Por otra parte tenemos los procesos mismos de la globalización, incluyendo la integración de los mercados mundiales, la producción multinacional que busca costos cada vez menores y la integración de los mercados financieros que busca optimizar rendimientos y riesgos.

También influyen directa o indirectamente los cambios regulatorios. Cada país define sus políticas económicas y los reglamentos sobre importación y exportación, concesiones y derechos de uso, procedimientos específicos de cada industria, etcétera. La tendencia a mayor apertura en un sector abre puertas a que la convergencia de otras industrias incida en ese sector.
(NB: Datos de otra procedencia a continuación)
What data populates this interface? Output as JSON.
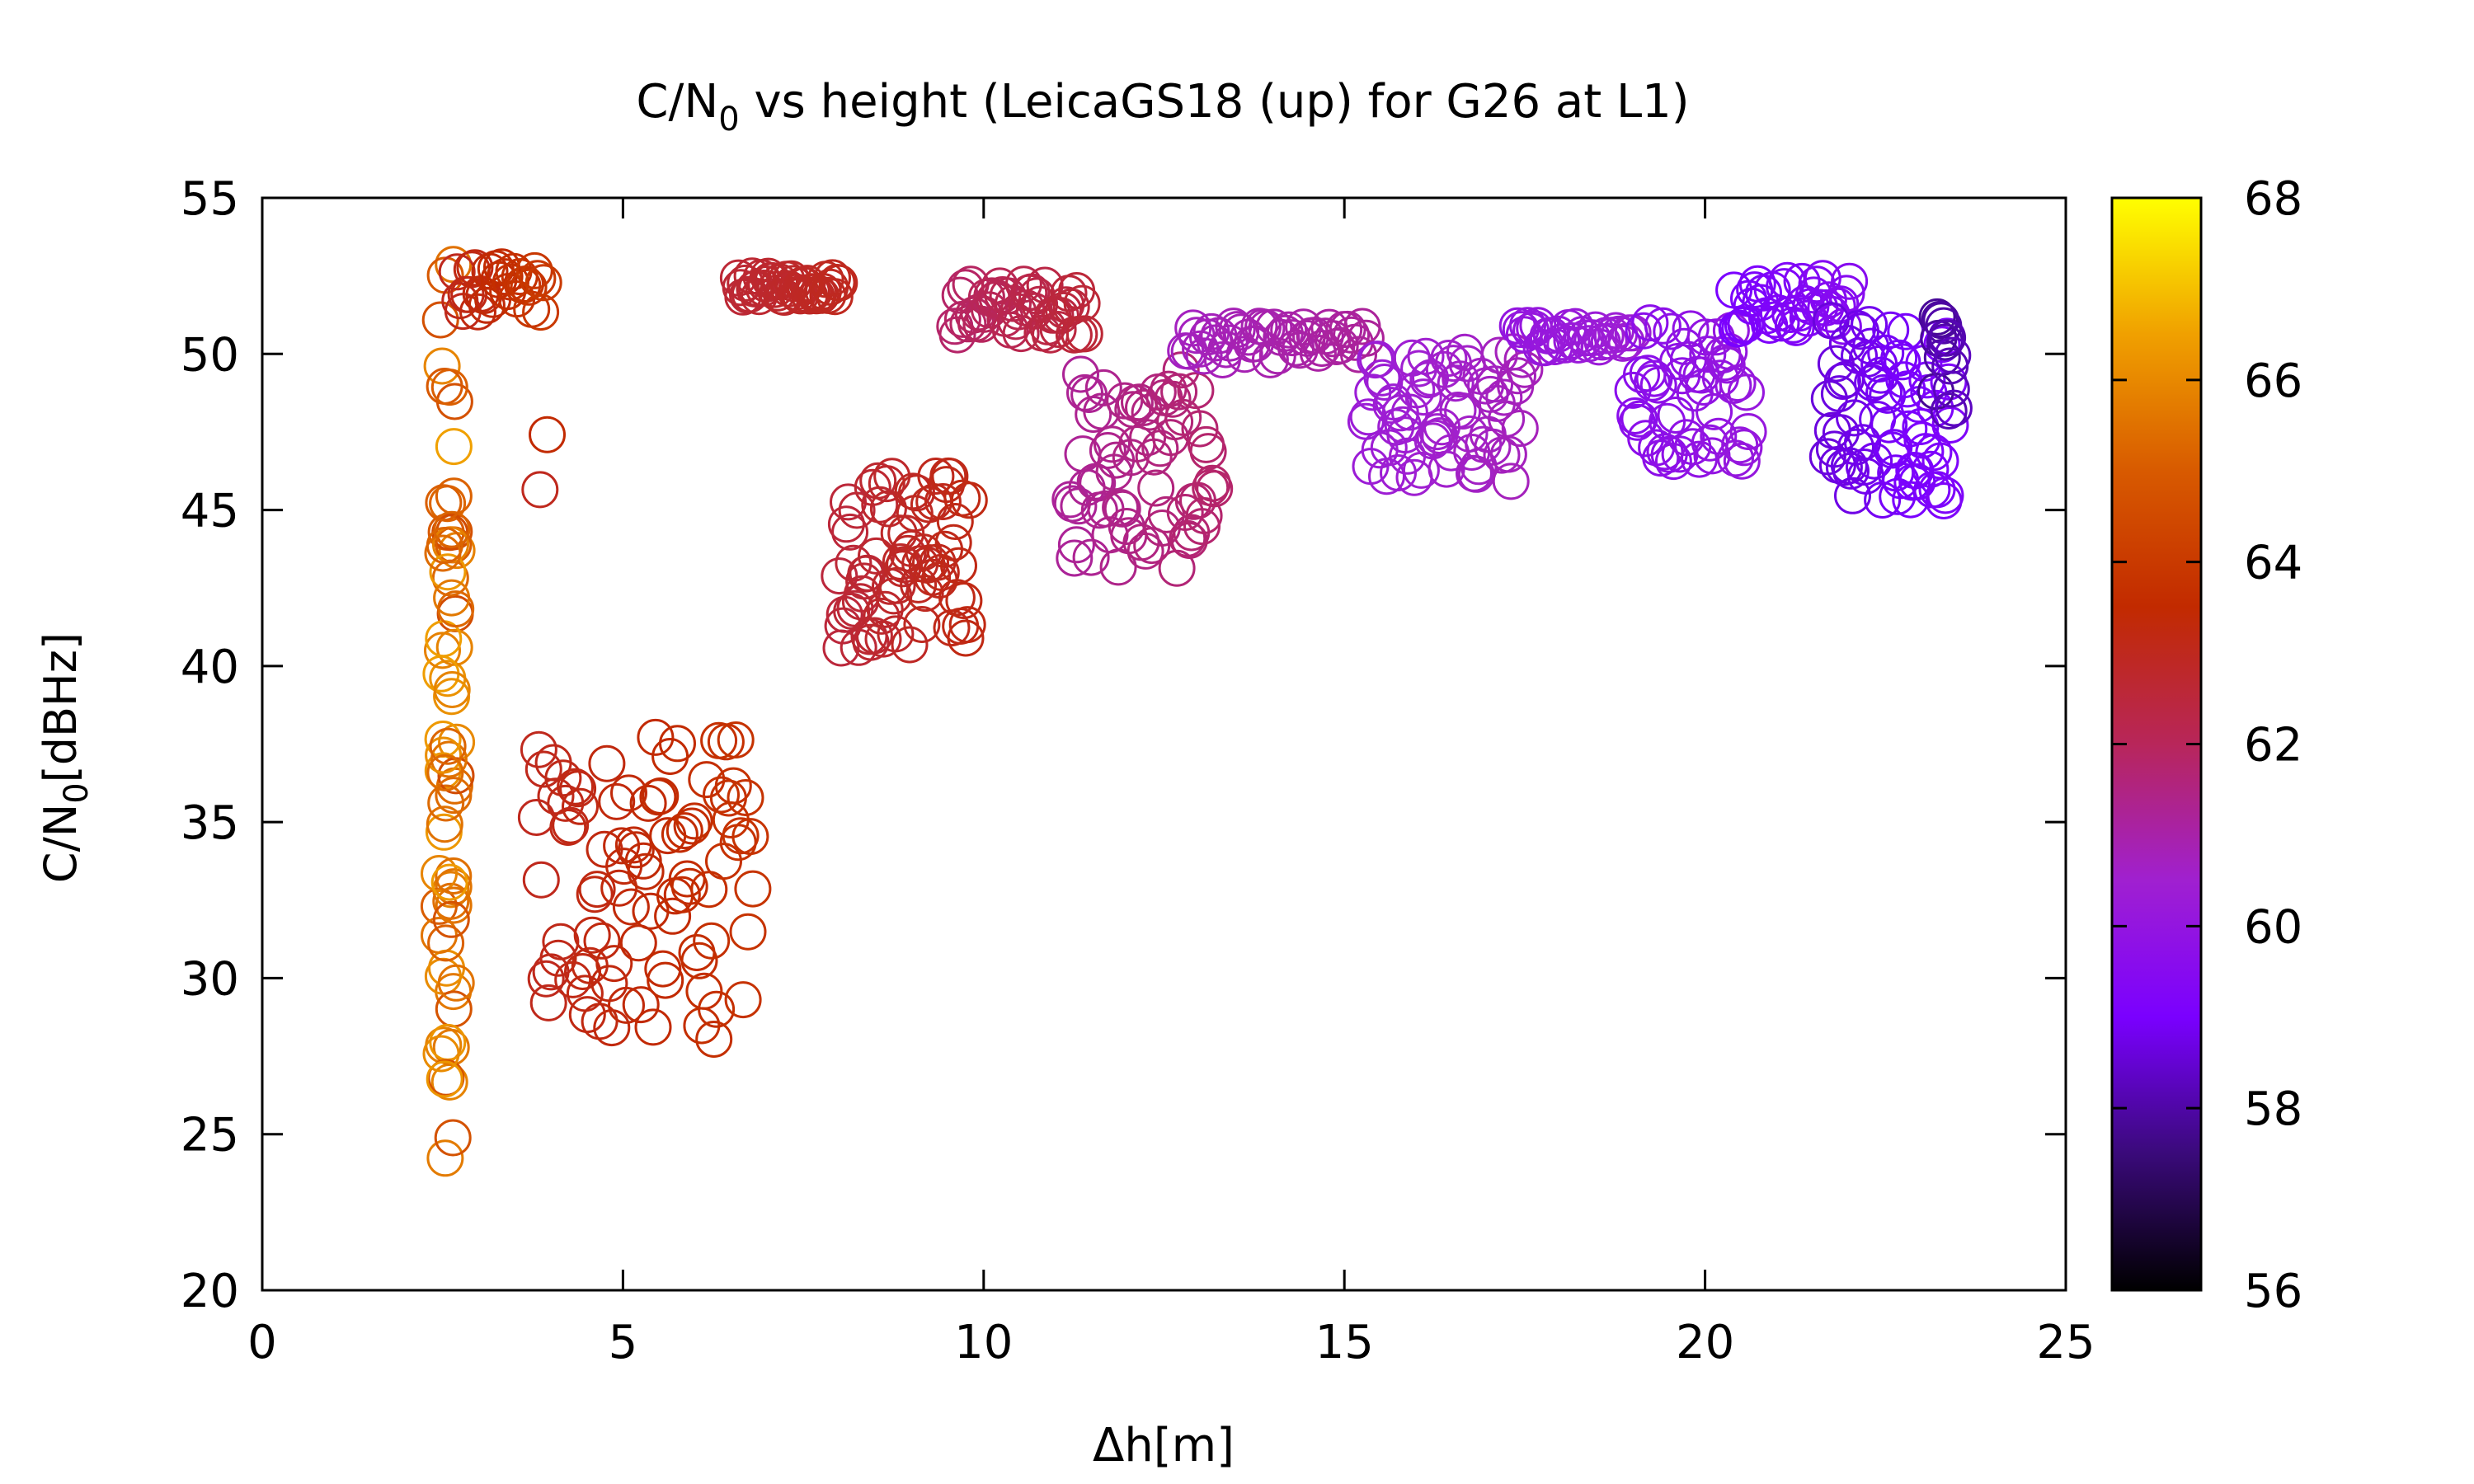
{
  "chart_data": {
    "type": "scatter",
    "title": {
      "main": "C/N",
      "sub": "0",
      "rest": " vs height (LeicaGS18 (up) for G26 at L1)"
    },
    "xlabel": "Δh[m]",
    "ylabel": {
      "main": "C/N",
      "sub": "0",
      "rest": "[dBHz]"
    },
    "xlim": [
      0,
      25
    ],
    "ylim": [
      20,
      55
    ],
    "x_ticks": [
      0,
      5,
      10,
      15,
      20,
      25
    ],
    "y_ticks": [
      20,
      25,
      30,
      35,
      40,
      45,
      50,
      55
    ],
    "grid": false,
    "marker": "open-circle",
    "colorbar": {
      "range": [
        56,
        68
      ],
      "ticks": [
        56,
        58,
        60,
        62,
        64,
        66,
        68
      ],
      "palette": [
        "#000000",
        "#3a0a7a",
        "#7a00ff",
        "#a020d0",
        "#b8265a",
        "#c22a00",
        "#d85a00",
        "#f0a000",
        "#ffff00"
      ]
    },
    "clusters": [
      {
        "x": [
          2.45,
          2.7
        ],
        "y": [
          24,
          53
        ],
        "c": [
          64.5,
          66.5
        ],
        "n": 70,
        "vertical": true
      },
      {
        "x": [
          2.7,
          3.9
        ],
        "y": [
          51.3,
          52.8
        ],
        "c": [
          63,
          64
        ],
        "n": 30
      },
      {
        "x": [
          3.85,
          3.95
        ],
        "y": [
          44.7,
          48
        ],
        "c": [
          63,
          63.5
        ],
        "n": 2
      },
      {
        "x": [
          3.8,
          6.8
        ],
        "y": [
          28,
          37.8
        ],
        "c": [
          63,
          63.8
        ],
        "n": 90
      },
      {
        "x": [
          6.6,
          8.0
        ],
        "y": [
          51.8,
          52.5
        ],
        "c": [
          62.6,
          63
        ],
        "n": 45
      },
      {
        "x": [
          8.0,
          9.8
        ],
        "y": [
          40.5,
          46.3
        ],
        "c": [
          62.5,
          63.2
        ],
        "n": 75
      },
      {
        "x": [
          9.6,
          11.4
        ],
        "y": [
          50.6,
          52.3
        ],
        "c": [
          61.8,
          62.6
        ],
        "n": 50
      },
      {
        "x": [
          11.2,
          13.2
        ],
        "y": [
          43,
          49.5
        ],
        "c": [
          61.2,
          61.8
        ],
        "n": 70
      },
      {
        "x": [
          12.8,
          15.3
        ],
        "y": [
          49.8,
          50.9
        ],
        "c": [
          60.7,
          61.2
        ],
        "n": 50
      },
      {
        "x": [
          15.3,
          17.5
        ],
        "y": [
          45.8,
          50.2
        ],
        "c": [
          60.3,
          60.8
        ],
        "n": 70
      },
      {
        "x": [
          17.4,
          19.0
        ],
        "y": [
          50.2,
          51.0
        ],
        "c": [
          60.0,
          60.4
        ],
        "n": 35
      },
      {
        "x": [
          19.0,
          20.6
        ],
        "y": [
          46.5,
          51.3
        ],
        "c": [
          59.6,
          60.1
        ],
        "n": 55
      },
      {
        "x": [
          20.4,
          22.0
        ],
        "y": [
          50.8,
          52.5
        ],
        "c": [
          59.0,
          59.5
        ],
        "n": 40
      },
      {
        "x": [
          21.7,
          23.4
        ],
        "y": [
          45.2,
          51.2
        ],
        "c": [
          58.6,
          59.2
        ],
        "n": 75
      },
      {
        "x": [
          23.2,
          23.45
        ],
        "y": [
          48,
          51.2
        ],
        "c": [
          57.8,
          58.3
        ],
        "n": 15
      }
    ]
  }
}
En general se busca mejorar la calidad de las prácticas regulatorias en cuanto a transparencia, equidad, eficiencia, efectividad y claridad; pero en cada país hay incongruencias y deficiencias que a la larga se van tratando de corregir, además de ir también adecuándose a los avances tecnológicos y económicos globales.
Otra causa que hace converger los mercados responde a propuestas de valor cada vez más enfocadas y sofisticadas de competidores locales y globales en búsqueda de caminos de diferenciación.

A veces la entrada de nuevas fuerzas competitivas que convergen de otros sectores puede afectar levemente nuestra posición competitiva. Otras veces el impacto puede ser tan brutal que invalide por completo nuestra fórmula de negocio. A veces puede beneficiarnos; generalmente va a lesionarnos.

El cambio es caleidoscópico en las transformaciones radicales que están ocurriendo en los mercados acompañando a este fenómeno de la convergencia. Los mercados se recomponen y establecen nuevas fronteras, generalmente más abiertas y amplias que las anteriores.

La infinidad de prismas, patrones, posibilidades que trae consigo la convergencia competitiva exige de nuestra organización estar mucho más alerta. Las respuestas de nuestros competidores anteriores a la entrada de nuevos participantes intensificará aún más la complejidad de los cambios. Lo único seguro es que las cosas no quedarán igual, y que si no nos movemos las corrientes nos arrastrarán.

Como nuestros clientes reaccionarán a todo esto, tenemos que revisar con frecuencia nuestra posición competitiva. Ante cambios concretos en nuestra industria, tendremos que preguntarnos continuamente: ¿quién es ahora nuestro cliente? ¿Qué perfil tiene y cómo se comporta? ¿Qué cambios ha habido en sus necesidades y requerimientos? ¿Cómo nos vamos a reenfocar? ¿Cuáles serán ahora y en el futuro las bases de nuestra diferenciación?

Los mercados seguirán recomponiéndose. La convergencia se irá generalizando a cada vez más sectores. El cambio caleidoscópico se intensificará. Nuestra respuesta tiene que conducirnos necesariamente a crecer en la flexibilidad de nuestra empresa.